Incursion
- First edition cover
- Designers: Richard Tucholka
- Publishers: Tri Tac Games
- Publication: 1992 (1st edition); 2022 (2nd edition);
- Genres: Science fiction
- Systems: Custom

= Incursion (game) =

Role-playing game

Incursion is a science fiction roleplaying game created by Richard Tucholka and published by Tri Tac Games in 1992.

==Overview==
The player characters are humans abducted by alien slave traders. Together, with other extraterrestrial slaves, they turn on their captors and kill them during the fight, destroying the vital navigational records. Left with possession of one of the fastest and most powerful spaceships, the Anshani space tug Ardanna Nuu, they do not know how to reach their homeworlds, since they all come from non-spacefaring planets in the backwaters of the galaxy that do not turn up in other spacefarers' logs.

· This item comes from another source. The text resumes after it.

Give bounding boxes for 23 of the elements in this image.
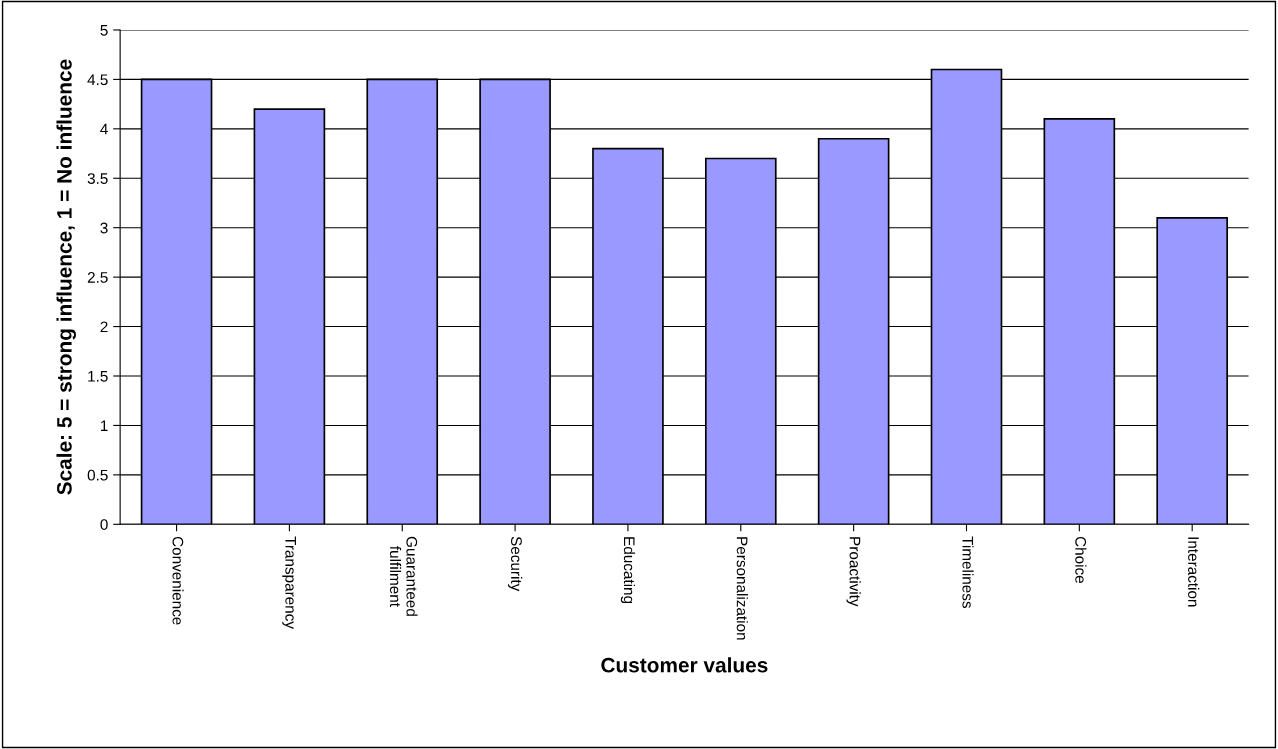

Incursion is technically set in the same universe as Bureau 13: Stalking the Night Fantastic, but places the player characters adrift in a complex society, rife with politics and people after them for their ship.

==Reviews==
- Review in Shadis #17

== 2022 Player’s Guide ==
In 2022 Tri Tac Games released a new version of Incursion compatible with d100 rules. The 2022 guide includes updated artwork, expanded backgrounds, and other new features expanding on the original guide.